Com a chegada dos europeus no decorrer dos séculos XVI e XVII, os povos indígenas viram a sua terra, a sua cultura e a sua vida se desestruturarem frente à ambição e a violência dos europeus, sobretudo portugueses, que trataram de operacionalizar um projeto de dominação e opressão no qual procuraram submetê-los. Doenças, guerras e escravidão ameaçaram a sobrevivência desses povos, que não se curvaram ao projeto colonial europeu e resistiram intensamente – ou se inserindo nas brechas sociais existentes nesse “novo mundo” que se formou, ou simplesmente negando-o e buscando manter os seus modos de vida de alguma forma – as contingências impostas nesse processo. 

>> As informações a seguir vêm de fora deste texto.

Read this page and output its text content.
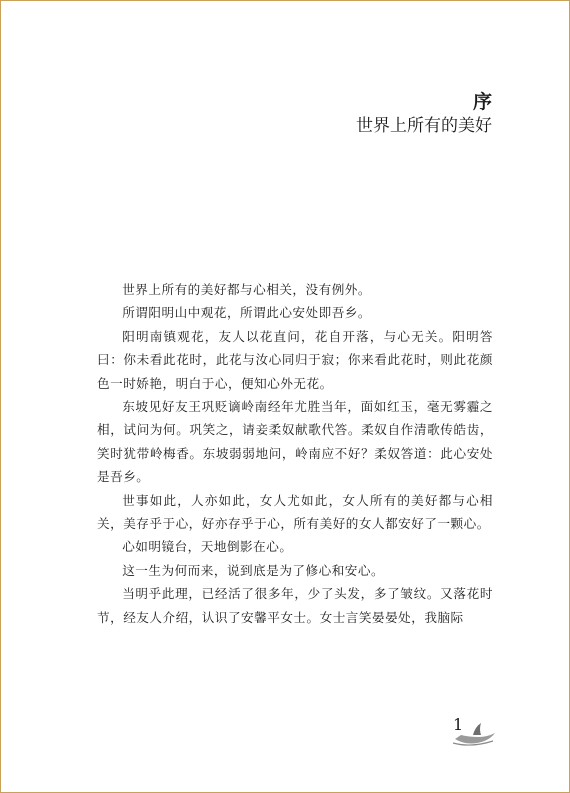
序
世界上所有的美好

世界上所有的美好都与心相关，没有例外。

所谓阳明山中观花，所谓此心安处即吾乡。

阳明南镇观花，友人以花直问，花自开落，与心无关。阳明答曰：你未看此花时，此花与汝心同归于寂；你来看此花时，则此花颜色一时娇艳，明白于心，便知心外无花。

东坡见好友王巩贬谪岭南经年尤胜当年，面如红玉，毫无雾霾之相，试问为何。巩笑之，请妾柔奴献歌代答。柔奴自作清歌传皓齿，笑时犹带岭梅香。东坡弱弱地问，岭南应不好？柔奴答道：此心安处是吾乡。

世事如此，人亦如此，女人尤如此，女人所有的美好都与心相关，美存乎于心，好亦存乎于心，所有美好的女人都安好了一颗心。

心如明镜台，天地倒影在心。

这一生为何而来，说到底是为了修心和安心。

当明乎此理，已经活了很多年，少了头发，多了皱纹。又落花时节，经友人介绍，认识了安馨平女士。女士言笑晏晏处，我脑际

1
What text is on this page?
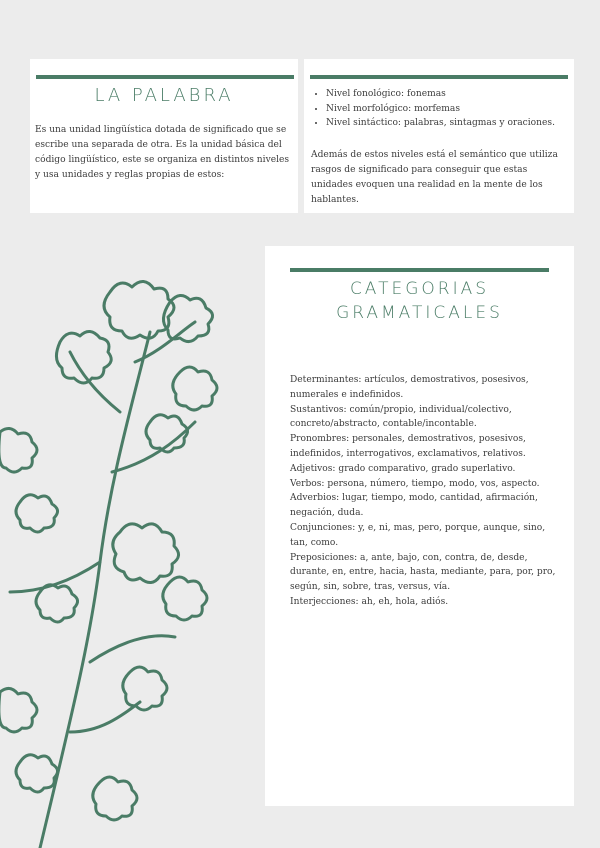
LA PALABRA

Es una unidad lingüística dotada de significado que se escribe una separada de otra. Es la unidad básica del código lingüístico, este se organiza en distintos niveles y usa unidades y reglas propias de estos:

• Nivel fonológico: fonemas
• Nivel morfológico: morfemas
• Nivel sintáctico: palabras, sintagmas y oraciones.

Además de estos niveles está el semántico que utiliza rasgos de significado para conseguir que estas unidades evoquen una realidad en la mente de los hablantes.

CATEGORIAS
GRAMATICALES

Determinantes: artículos, demostrativos, posesivos, numerales e indefinidos.

Sustantivos: común/propio, individual/colectivo, concreto/abstracto, contable/incontable.

Pronombres: personales, demostrativos, posesivos, indefinidos, interrogativos, exclamativos, relativos.

Adjetivos: grado comparativo, grado superlativo.

Verbos: persona, número, tiempo, modo, vos, aspecto.

Adverbios: lugar, tiempo, modo, cantidad, afirmación, negación, duda.

Conjunciones: y, e, ni, mas, pero, porque, aunque, sino, tan, como.

Preposiciones: a, ante, bajo, con, contra, de, desde, durante, en, entre, hacia, hasta, mediante, para, por, pro, según, sin, sobre, tras, versus, vía.

Interjecciones: ah, eh, hola, adiós.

Ao longo de séculos, inclusive durante o Império e a República, a luta dos povos indígenas pelas suas terras, vidas e culturas foi constante. No século XIX, por exemplo, levantou-se a “tese da extinção”, ou seja, os indígenas de etnias diferentes ou seriam integrados à sociedade nacional e, dessa forma, acabariam “extintos culturalmente”, ou seriam eliminados fisicamente, através das guerras (os índios “gentios”, “bravios”). Houve uma predominância da perspectiva de integrar as etnias à sociedade nacional, e na República isso ficou evidente com a implantação do Serviço de Proteção ao índio (SPI) em 1910 e, posteriormente, a Fundação Nacional do índio (FUNAI) em 1967.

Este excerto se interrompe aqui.